А глаза моей мамы по-прежнему закрыты, а грудь её наполняется и опустошается длинными, глубокими циклами.

Вдох. Выдох. Представьте, что большой вес давит на ваше тело, погружая вашу голову и руки глубже и глубже.

И она уже спит.

Пэйж встаёт с кресла и кивает головой в сторону двери, и я следую за ней в коридор.

Она осматривается и предлагает:

— Не хочешь пройтись в часовню?

Да как-то не в настроении.

— Поговорить, — поясняет.

Говорю — «ладно». Иду с ней, добавляю:

— Спасибо за поддержку. В смысле, что соврала.

А Пэйж отзывается:

— Кто сказал, что я врала?

Тогда что, получается, она меня любит? Это невозможно.

— Ну, — говорит она. — Может, приврала чуточку. Ты мне нравишься. Местами.

Вдох. Потом выдох.

В часовне Пэйж прикрывает за нами дверь и предлагает:

— Попробуй, — берёт меня за руку и держит у своего плоского живота. — Я измерила температуру. Моё время уже прошло.

Со всем грузом, который уже набивается в моих кишках над кое-чем, отвечаю ей:

— Ну да? — говорю. — Знаешь, а я тебя мог бы заделать в этом плане.

Всё Таня со своими резиновыми жопными игрушками.

Пэйж оборачивается и медленно удаляется от меня прочь, и сообщает, всё ещё не оборачиваясь:

— Не знаю, как с тобой всё это обсуждать.

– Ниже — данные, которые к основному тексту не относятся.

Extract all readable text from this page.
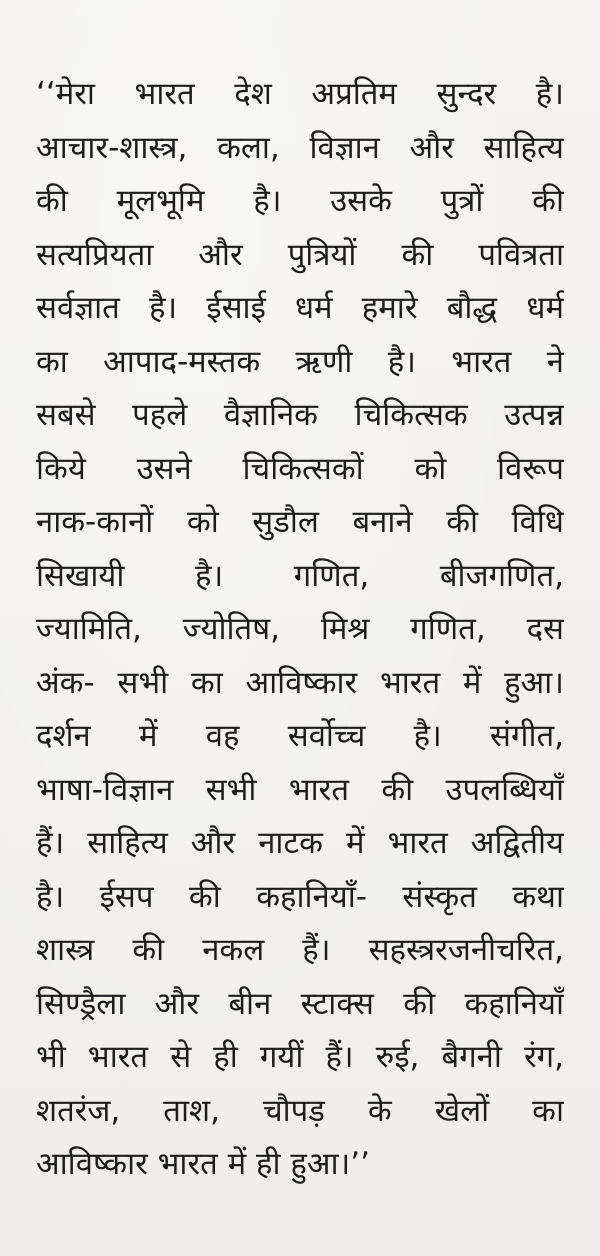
‘‘मेरा भारत देश अप्रतिम सुन्दर है।
आचार-शास्त्र, कला, विज्ञान और साहित्य
की मूलभूमि है। उसके पुत्रों की
सत्यप्रियता और पुत्रियों की पवित्रता
सर्वज्ञात है। ईसाई धर्म हमारे बौद्ध धर्म
का आपाद-मस्तक ऋणी है। भारत ने
सबसे पहले वैज्ञानिक चिकित्सक उत्पन्न
किये उसने चिकित्सकों को विरूप
नाक-कानों को सुडौल बनाने की विधि
सिखायी है। गणित, बीजगणित,
ज्यामिति, ज्योतिष, मिश्र गणित, दस
अंक- सभी का आविष्कार भारत में हुआ।
दर्शन में वह सर्वोच्च है। संगीत,
भाषा-विज्ञान सभी भारत की उपलब्धियाँ
हैं। साहित्य और नाटक में भारत अद्वितीय
है। ईसप की कहानियाँ- संस्कृत कथा
शास्त्र की नकल हैं। सहस्त्ररजनीचरित,
सिण्ड्रैला और बीन स्टाक्स की कहानियाँ
भी भारत से ही गयीं हैं। रुई, बैगनी रंग,
शतरंज, ताश, चौपड़ के खेलों का
आविष्कार भारत में ही हुआ।’’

Солнце падает сквозь окно с витражами, сквозь цельную стену сотен оттенков золотого. Крест из светлого дерева. Условности. Алтарь и перила причастия, всё на месте. Пэйж отправляется присесть на одну из лавок, — на церковную скамью, — и вздыхает. Одной рукой прихватывает верхушку планшетки, а другой поднимает несколько прицепленных на неё листочков, обнажая под ними что-то красное.

Дневник моей мамы.

Она вручает дневник мне и рассказывает:

— Можешь сам проверить факты. Вообще говоря, я даже советую тебе так поступить. Если это послужит твоему душевному покою.

Я беру тетрадку, а внутри по-прежнему бред. Ну допустим, итальянский бред.

А Пэйж продолжает:

— Единственный положительный момент — нет абсолютной уверенности в том, что генетический материал, который они использовали, был от действительной исторической личности.

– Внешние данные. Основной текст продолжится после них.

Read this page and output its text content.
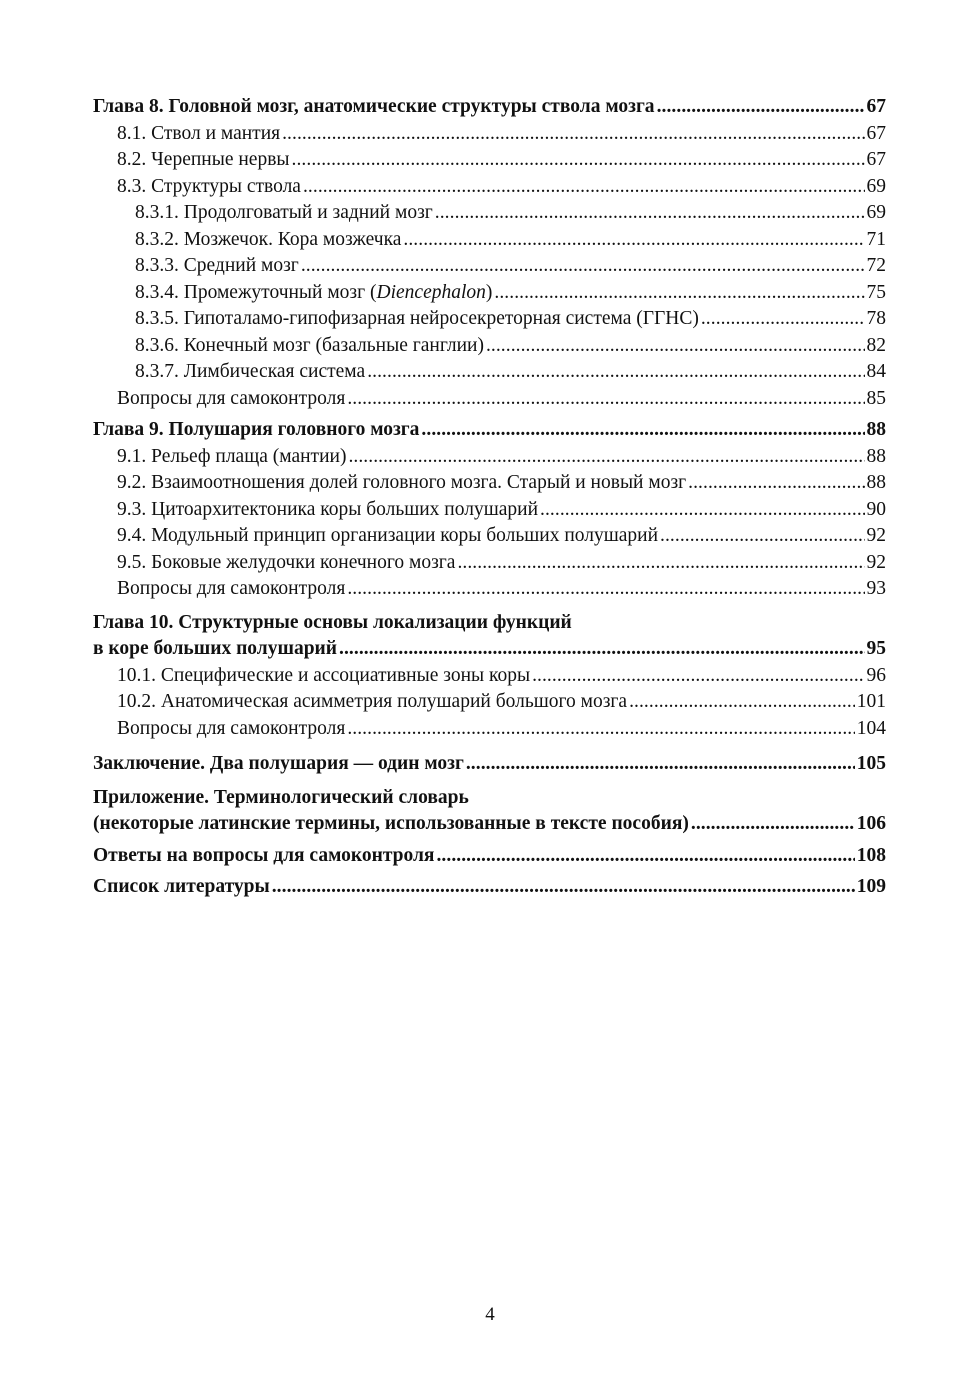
Глава 8. Головной мозг, анатомические структуры ствола мозга . . .	67
8.1. Ствол и мантия . . .	67
8.2. Черепные нервы . . .	67
8.3. Структуры ствола . . .	69
8.3.1. Продолговатый и задний мозг . . .	69
8.3.2. Мозжечок. Кора мозжечка . . .	71
8.3.3. Средний мозг . . .	72
8.3.4. Промежуточный мозг (Diencephalon) . . .	75
8.3.5. Гипоталамо-гипофизарная нейросекреторная система (ГГНС) . . .	78
8.3.6. Конечный мозг (базальные ганглии) . . .	82
8.3.7. Лимбическая система . . .	84
Вопросы для самоконтроля . . .	85
Глава 9. Полушария головного мозга . . .	88
9.1. Рельеф плаща (мантии) . . .	88
9.2. Взаимоотношения долей головного мозга. Старый и новый мозг . . .	88
9.3. Цитоархитектоника коры больших полушарий . . .	90
9.4. Модульный принцип организации коры больших полушарий . . .	92
9.5. Боковые желудочки конечного мозга . . .	92
Вопросы для самоконтроля . . .	93
Глава 10. Структурные основы локализации функций
в коре больших полушарий . . .	95
10.1. Специфические и ассоциативные зоны коры . . .	96
10.2. Анатомическая асимметрия полушарий большого мозга . . .	101
Вопросы для самоконтроля . . .	104
Заключение. Два полушария — один мозг . . .	105
Приложение. Терминологический словарь
(некоторые латинские термины, использованные в тексте пособия) . . .	106
Ответы на вопросы для самоконтроля . . .	108
Список литературы . . .	109
4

Всё остальное подтверждается, говорит она. Даты, клиники, специалисты. Даже люди из церкви, с которыми она общалась, настаивали, что украденный материал, та ткань, которую культивировала клиника, был единственной достоверной крайней плотью. Она сказала — в Риме это разворошило громадное политическое осиное гнездо.

— Единственный другой положительный момент, — сообщает она. — Я никому не рассказывала, кто ты такой.

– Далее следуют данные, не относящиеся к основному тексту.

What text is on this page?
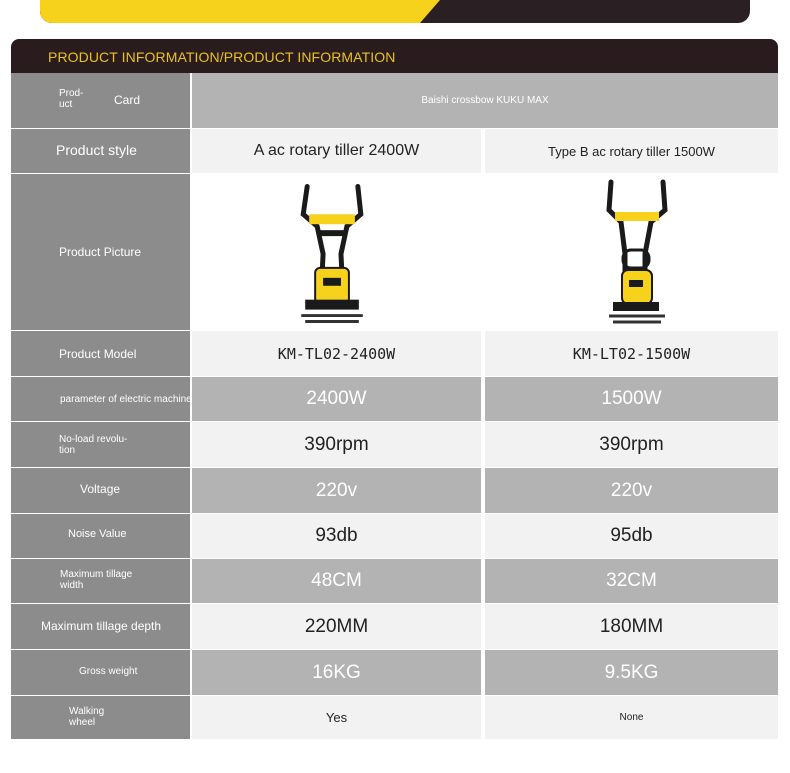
PRODUCT INFORMATION/PRODUCT INFORMATION
Prod-
uct	Card	Baishi crossbow KUKU MAX
Product style	A ac rotary tiller 2400W	Type B ac rotary tiller 1500W
Product Picture
Product Model	KM-TL02-2400W	KM-LT02-1500W
parameter of electric machine	2400W	1500W
No-load revolu-
tion	390rpm	390rpm
Voltage	220v	220v
Noise Value	93db	95db
Maximum tillage
width	48CM	32CM
Maximum tillage depth	220MM	180MM
Gross weight	16KG	9.5KG
Walking
wheel	Yes	None
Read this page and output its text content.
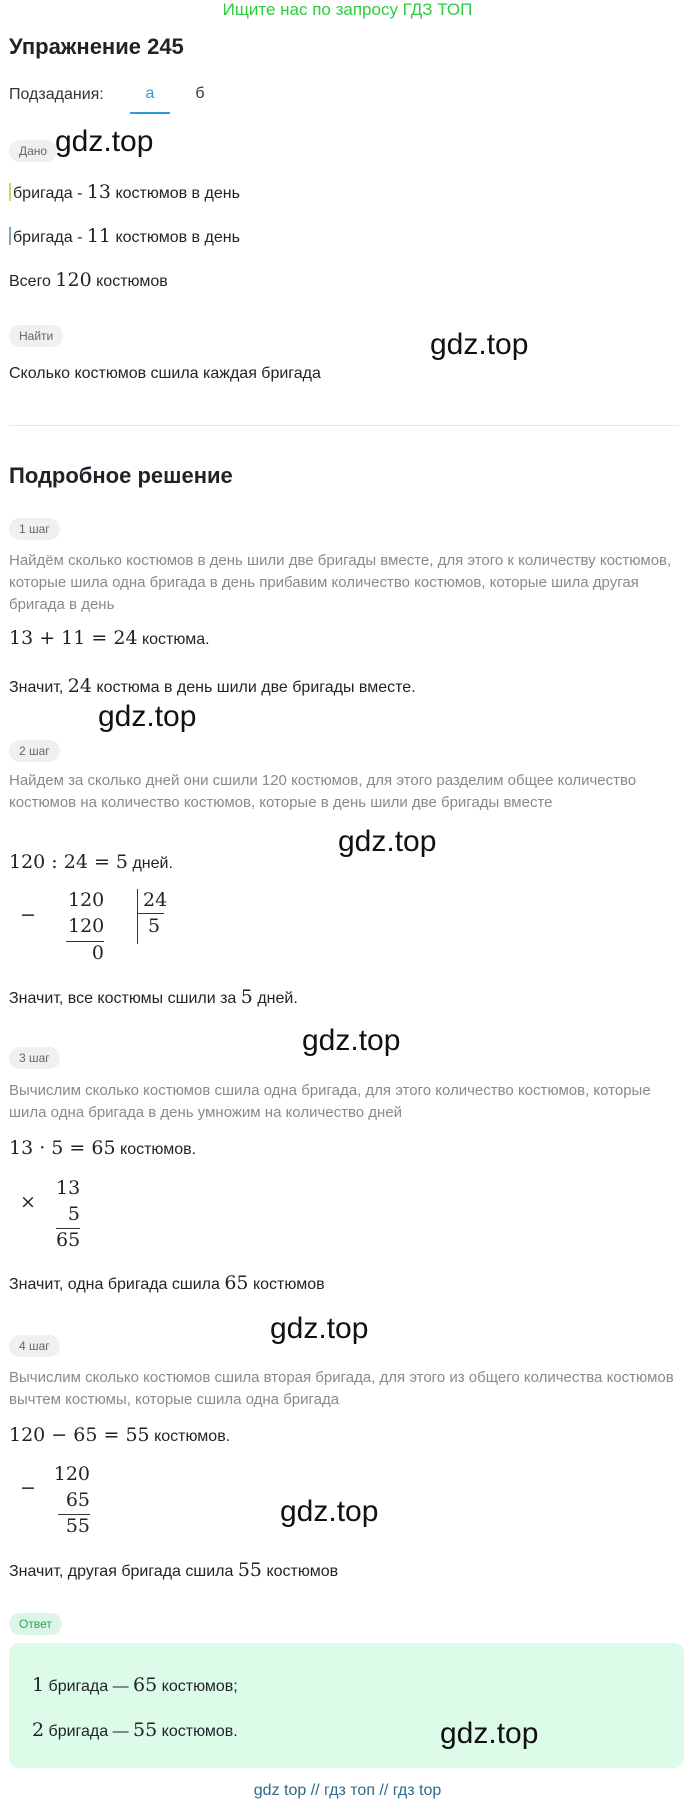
Ищите нас по запросу ГДЗ ТОП
Упражнение 245
Подзадания:	а	б
Дано gdz.top
бригада - 13 костюмов в день
бригада - 11 костюмов в день
Всего 120 костюмов
Найти	gdz.top
Сколько костюмов сшила каждая бригада
Подробное решение
1 шаг
Найдём сколько костюмов в день шили две бригады вместе, для этого к количеству костюмов, которые шила одна бригада в день прибавим количество костюмов, которые шила другая бригада в день
13 + 11 = 24 костюма.
Значит, 24 костюма в день шили две бригады вместе.
gdz.top
2 шаг
Найдем за сколько дней они сшили 120 костюмов, для этого разделим общее количество костюмов на количество костюмов, которые в день шили две бригады вместе
gdz.top
120 : 24 = 5 дней.
−
120
120
0
24
5
Значит, все костюмы сшили за 5 дней.
gdz.top
3 шаг
Вычислим сколько костюмов сшила одна бригада, для этого количество костюмов, которые шила одна бригада в день умножим на количество дней
13 · 5 = 65 костюмов.
13
×
5
65
Значит, одна бригада сшила 65 костюмов
4 шаг
gdz.top
Вычислим сколько костюмов сшила вторая бригада, для этого из общего количества костюмов вычтем костюмы, которые сшила одна бригада
120 − 65 = 55 костюмов.
120
−
65
55	gdz.top
Значит, другая бригада сшила 55 костюмов
Ответ
1 бригада — 65 костюмов;
2 бригада — 55 костюмов.	gdz.top
gdz top // гдз топ // гдз top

«Господи Иисусе» — говорю.

— Нет, я имею в виду — кем ты стал, — поясняет она.

А я говорю:

— Да нет же, я просто выругался.

Чувствую себя так, словно только что мне вернули плохие результаты по биопсии. Спрашиваю:

— Так что оно всё должно значить?

Пэйж пожимает плечами.

— Когда думаешь об этом — ничего, — отвечает она. Кивает на дневник в моих руках и продолжает. — Если не хочешь разрушить себе жизнь — советую тебе сжечь его.

Спрашиваю — как оно повлияет на нас, на меня с ней.

— Мы не должны больше видеться, — отвечает она. — Если ты об этом.

Спрашиваю — она же не верит в этот отстой, а?

А Пэйж говорит:

— Я видела тебя с местными пациентами, и то, как все они обретают покой, как с тобой поговорят, — склоняется сидя, поставив локти на колени и уперев в ладони подбородок, и продолжает. — Просто не могу принять вероятность, что твоя мать права. Не могли же все в Италии, с кем я говорила, оказаться не в своём уме. В смысле, а что если ты и правда прекрасный неземной Божий сын?

Благословенное и безукоризненное олицетворение Господа во плоти.

Желчь взбирается с места моей блокады, и в моём рту привкус кислоты.

«Токсикоз беременных» — неподходящий термин, но это первое, что приходит на ум.

— Так ты хочешь сказать, что спишь только с простыми смертными? — спрашиваю.

А Пэйж, склонившись вперёд, дарит мне взгляд жалости, точно такой же, какой отлично получается у девушки с конторки, подогнув подбородок и приподняв брови к линии волос, — и она говорит:

— Прости, что влезла. Обещаю — не расскажу ни одной живой душе.

А моя мама?

Пэйж вздыхает и пожимает плечами:

— Тут всё просто. Она не в своём уме. Ей никто не поверит.